Pastel, gouache on paper, 19 ¼ x 15 1/8 in

Collection of the Rastegar Family

 

The titles elegantly preparing us and pointing at what we’re about to see. The playful yet serious installation allows us to enjoy delicate works on paper beside large canvases from there to a sketchbook to a light sculptural installation. Never boring, always creating a new challenge to explore more.

In many of these painful canvases Jesus is depicted as a Jew. And why not? After all, Jesus was a Jew why not to take him back to his roots especially during such a crucial Holocaust time for his own people? It can be seen vividly in the work Obsession, 1943, showing the familiar yet emotionally squeezed, Jesus figure on the cross, while in the background a shtetl burns.

Very significant works were collected for this exhibition from private and public collections. A task that takes years to identify and get all the paperwork approved before the curator even starts thinking about installing it in the Museum’s space.

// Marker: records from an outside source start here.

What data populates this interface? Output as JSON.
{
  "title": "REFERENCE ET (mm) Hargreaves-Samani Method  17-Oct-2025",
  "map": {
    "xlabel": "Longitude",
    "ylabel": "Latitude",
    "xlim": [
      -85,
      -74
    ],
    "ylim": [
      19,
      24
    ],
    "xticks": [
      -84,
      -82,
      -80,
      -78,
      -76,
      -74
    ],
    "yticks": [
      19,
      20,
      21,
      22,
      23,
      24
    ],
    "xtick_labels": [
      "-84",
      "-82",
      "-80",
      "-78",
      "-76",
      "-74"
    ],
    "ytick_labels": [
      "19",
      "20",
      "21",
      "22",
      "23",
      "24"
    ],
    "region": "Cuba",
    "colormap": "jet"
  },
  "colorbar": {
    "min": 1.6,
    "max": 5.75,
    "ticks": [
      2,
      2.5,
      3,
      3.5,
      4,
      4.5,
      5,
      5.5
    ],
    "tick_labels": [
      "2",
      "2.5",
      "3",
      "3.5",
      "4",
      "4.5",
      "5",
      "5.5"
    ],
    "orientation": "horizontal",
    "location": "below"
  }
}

I can only assume that collectors realised the importance of sharing and showing this unknown side of Chagall that never before was revealed in the USA.
One of my most favorite works in the show is Self Portrait With Clock, 1947 .

A very autobiographical work, showing Chagall’s inner struggle with his longing to his late wife and his realization of his new love – Virginia Haggard McNeil. looking towards a better future is exposed in the last section. A beautiful Play of lights and form installation lifting up the heavy melancholic mood that accompanied the exhibition . Here it’s time for Love, hope , renewal. Very appropriate not just for Chagall’s work after World War II but also seems like the Jewish Museum and it’s senior curator Susan Tumarkin Goodman too looking forward to a new chapter and hope for even a better future.

“Most people have different chapters in their life. I came here when the Jewish Museum was a very different place and have watched it and participated in its evolution over many years . I’ve been fortunate to have organized numerous exhibitions, either of major 20th century artists or group exhibitions relating primarily to Russian Jewish artists, or Israeli artists from this period.” says Susan Goodman

After numerous exhibitions and published catalogs including the current one Chagall: Love, War, and Exile (Susan Tumarkin Goodman Senior Curator Emerita at The Jewish Museum, will organize and curate one more exhibition for 2015 -Soviet Photography from the 1920s and 1930s . that will wrap up her work at the Jewish Museum but open new curatorial doors that definitely will include the most Jewish artist – Marc Chagall.